The Link Between Red Meat and Diabetes

red meat and diabetesIt is true that sugary drinks and other sweets are to blame for many of the diabetes cases across the United States, however, a recent study by Harvard University noted that red meat may also contribute to an individual’s risk of getting type 2 diabetes. The study stated that an average of just about three ounces of red meat such as a hamburger or pork chop eaten by an individual on a daily basis had the potential to increase their risk of getting type 2 diabetes by 12%. The meat would have to be unprocessed, however. If the meat were processed, the risk spiked to about 32%.

“On a gram-per-gram basis, unprocessed red meat is still better,” says Frank Hu, a professor of nutrition and epidemiology at the Harvard School of Public Health and co-author of the new paper. “But unprocessed red meat is still associated with a significantly increased risk.”

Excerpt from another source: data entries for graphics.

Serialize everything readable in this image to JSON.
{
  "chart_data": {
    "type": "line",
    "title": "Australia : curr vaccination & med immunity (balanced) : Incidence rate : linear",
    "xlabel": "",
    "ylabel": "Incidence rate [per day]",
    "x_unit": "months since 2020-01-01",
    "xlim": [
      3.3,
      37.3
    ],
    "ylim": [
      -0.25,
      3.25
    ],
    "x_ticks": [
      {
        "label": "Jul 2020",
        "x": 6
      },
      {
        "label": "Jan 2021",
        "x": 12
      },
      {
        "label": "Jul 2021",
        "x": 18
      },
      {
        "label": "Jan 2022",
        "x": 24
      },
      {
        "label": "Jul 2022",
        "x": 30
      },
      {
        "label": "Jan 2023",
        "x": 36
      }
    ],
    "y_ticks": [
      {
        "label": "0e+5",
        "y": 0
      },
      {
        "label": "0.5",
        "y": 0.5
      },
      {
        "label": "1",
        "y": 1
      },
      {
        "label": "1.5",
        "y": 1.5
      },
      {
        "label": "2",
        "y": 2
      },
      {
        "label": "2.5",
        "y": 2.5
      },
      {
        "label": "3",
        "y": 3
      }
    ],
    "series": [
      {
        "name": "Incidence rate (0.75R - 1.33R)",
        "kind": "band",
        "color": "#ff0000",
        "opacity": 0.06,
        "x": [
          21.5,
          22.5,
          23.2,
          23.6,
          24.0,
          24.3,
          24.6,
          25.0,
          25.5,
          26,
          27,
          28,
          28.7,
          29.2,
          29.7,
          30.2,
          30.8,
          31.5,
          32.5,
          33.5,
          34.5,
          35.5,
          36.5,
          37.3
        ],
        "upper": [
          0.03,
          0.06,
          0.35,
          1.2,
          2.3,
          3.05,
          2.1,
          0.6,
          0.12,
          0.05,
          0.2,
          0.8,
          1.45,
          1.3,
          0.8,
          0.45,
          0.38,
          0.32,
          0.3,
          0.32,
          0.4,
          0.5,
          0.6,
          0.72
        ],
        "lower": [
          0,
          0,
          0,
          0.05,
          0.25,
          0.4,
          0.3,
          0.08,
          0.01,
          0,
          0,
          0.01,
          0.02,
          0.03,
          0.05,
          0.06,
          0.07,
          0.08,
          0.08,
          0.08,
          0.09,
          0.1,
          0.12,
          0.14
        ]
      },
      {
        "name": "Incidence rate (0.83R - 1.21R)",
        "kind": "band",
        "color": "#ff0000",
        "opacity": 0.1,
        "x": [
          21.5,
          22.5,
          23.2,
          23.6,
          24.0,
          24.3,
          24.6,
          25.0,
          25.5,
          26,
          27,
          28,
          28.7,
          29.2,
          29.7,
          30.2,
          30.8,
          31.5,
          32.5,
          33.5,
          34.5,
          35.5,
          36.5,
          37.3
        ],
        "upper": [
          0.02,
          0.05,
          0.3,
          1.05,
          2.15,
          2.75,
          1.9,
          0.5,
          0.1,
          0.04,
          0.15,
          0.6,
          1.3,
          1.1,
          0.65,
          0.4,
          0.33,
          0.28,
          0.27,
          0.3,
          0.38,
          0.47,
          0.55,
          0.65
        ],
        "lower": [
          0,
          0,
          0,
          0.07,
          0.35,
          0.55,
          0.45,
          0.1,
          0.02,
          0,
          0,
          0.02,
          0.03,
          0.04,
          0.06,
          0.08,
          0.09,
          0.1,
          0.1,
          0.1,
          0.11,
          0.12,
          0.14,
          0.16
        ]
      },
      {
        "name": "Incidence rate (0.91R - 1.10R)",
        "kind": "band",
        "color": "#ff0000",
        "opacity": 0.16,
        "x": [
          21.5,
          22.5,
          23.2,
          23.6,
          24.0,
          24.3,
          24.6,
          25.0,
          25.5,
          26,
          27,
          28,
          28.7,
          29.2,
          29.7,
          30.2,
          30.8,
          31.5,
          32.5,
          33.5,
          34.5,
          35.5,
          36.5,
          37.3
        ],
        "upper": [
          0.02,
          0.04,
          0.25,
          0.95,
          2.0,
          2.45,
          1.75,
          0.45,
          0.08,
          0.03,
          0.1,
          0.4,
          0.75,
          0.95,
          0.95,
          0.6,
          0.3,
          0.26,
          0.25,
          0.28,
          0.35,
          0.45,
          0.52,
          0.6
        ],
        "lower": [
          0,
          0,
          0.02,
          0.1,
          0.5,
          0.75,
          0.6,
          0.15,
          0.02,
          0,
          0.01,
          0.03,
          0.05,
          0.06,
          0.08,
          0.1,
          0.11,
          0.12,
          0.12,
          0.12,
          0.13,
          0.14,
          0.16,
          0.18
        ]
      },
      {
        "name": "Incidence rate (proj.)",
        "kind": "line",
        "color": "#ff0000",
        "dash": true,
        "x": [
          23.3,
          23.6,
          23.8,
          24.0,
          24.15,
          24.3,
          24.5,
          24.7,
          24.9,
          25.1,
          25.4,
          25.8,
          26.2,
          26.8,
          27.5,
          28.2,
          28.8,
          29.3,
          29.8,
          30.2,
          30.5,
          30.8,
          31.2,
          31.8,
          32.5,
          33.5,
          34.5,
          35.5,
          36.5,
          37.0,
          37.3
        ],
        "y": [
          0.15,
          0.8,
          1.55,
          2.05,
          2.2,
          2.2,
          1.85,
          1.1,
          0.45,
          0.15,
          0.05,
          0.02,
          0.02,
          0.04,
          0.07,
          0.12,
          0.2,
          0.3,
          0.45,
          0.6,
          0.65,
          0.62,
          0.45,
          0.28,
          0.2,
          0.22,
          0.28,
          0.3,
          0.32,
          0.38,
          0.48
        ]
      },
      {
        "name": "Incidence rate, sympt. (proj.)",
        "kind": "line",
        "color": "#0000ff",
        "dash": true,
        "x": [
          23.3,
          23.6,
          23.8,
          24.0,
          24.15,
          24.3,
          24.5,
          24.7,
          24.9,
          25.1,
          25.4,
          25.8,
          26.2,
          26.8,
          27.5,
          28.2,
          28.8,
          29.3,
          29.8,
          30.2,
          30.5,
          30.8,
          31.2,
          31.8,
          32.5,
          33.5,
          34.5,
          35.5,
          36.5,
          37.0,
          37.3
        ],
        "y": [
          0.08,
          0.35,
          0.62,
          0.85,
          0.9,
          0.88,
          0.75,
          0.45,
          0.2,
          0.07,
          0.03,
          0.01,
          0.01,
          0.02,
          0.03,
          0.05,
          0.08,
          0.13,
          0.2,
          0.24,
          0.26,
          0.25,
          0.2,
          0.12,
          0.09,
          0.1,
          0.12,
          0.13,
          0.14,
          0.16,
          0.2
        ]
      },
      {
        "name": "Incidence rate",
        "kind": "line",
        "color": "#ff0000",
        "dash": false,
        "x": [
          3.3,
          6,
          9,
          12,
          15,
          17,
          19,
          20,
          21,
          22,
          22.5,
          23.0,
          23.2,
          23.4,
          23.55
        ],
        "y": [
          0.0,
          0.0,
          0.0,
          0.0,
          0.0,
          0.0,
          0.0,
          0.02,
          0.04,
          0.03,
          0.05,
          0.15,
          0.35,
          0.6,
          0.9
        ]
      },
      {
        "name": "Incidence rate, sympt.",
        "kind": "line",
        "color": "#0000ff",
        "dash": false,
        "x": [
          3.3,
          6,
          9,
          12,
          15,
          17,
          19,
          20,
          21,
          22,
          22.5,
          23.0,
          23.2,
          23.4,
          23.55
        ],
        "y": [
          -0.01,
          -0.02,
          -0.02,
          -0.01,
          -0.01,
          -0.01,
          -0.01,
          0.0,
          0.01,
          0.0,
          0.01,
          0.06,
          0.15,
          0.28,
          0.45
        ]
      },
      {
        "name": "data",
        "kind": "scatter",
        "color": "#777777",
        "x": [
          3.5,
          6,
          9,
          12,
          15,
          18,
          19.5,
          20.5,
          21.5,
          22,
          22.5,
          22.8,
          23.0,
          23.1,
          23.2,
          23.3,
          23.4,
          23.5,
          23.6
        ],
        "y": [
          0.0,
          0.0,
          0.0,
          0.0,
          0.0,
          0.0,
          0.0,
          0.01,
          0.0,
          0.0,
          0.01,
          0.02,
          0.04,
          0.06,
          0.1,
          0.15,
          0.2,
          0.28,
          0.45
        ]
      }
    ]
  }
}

So does that mean that individuals should not consume red meat? The study indicated that there is reason to believe that is the case. The average adult consumes about 100 pounds of red meat on a yearly basis. There’s no question that consumption of red meat is too high,” Hu says, suggesting nuts, whole grains and low-fat dairy products as healthier alternatives. And diabetes is not the only reason to switch to lighter forms of protein. Individuals who consume around four ounces of red meat daily are more prone to getting type 2 diabetes and also dying prematurely. It is important to note, however, that eating red meat for a week is not going to give someone diabetes, but regular habitual consumption is what has proved to be the confirmation that there is a link between red meat and diabetes type 2. “It really confirms what other studies have suggested,” says Elizabeth Seaquist, director of the Center for Diabetes Research at the University of Minnesota. Based on her finding, Seaquist was able to determine through meta-analysis that prior hypotheses about red meat and diabetes were indeed true. The Harvard University study was performed specifically to raise potential awareness of the risk factors associated with red meat and to encourage individuals to limit their red meat consumption if possible.

Of course, changing one’s eating habits has to be done over time if one has gotten used to eating red meat on a daily or weekly basis. “People who eat a lot of meats tend to gain more weight,” Hu says. So the new findings might be more “a reflection of poor dietary intake by people who eat meat,” adds Charles Burant, director of the Metabolomics and Obesity Center at the University of Michigan. Seaquist explains more plainly that perhaps “people who eat red meat end up eating French fries with it.” This contributes to the link that red meat has with type 2 diabetes in that individuals who often eat red meat are more prone to eat and drink other sugary items such as soft drinks and French fries, which in turn can lead to obesity and thus the potential for type 2 diabetes.

Therefore, the onus is on individuals to monitor their consumption of red meat as much as possible and limit their intake of other types of sugary foods with it.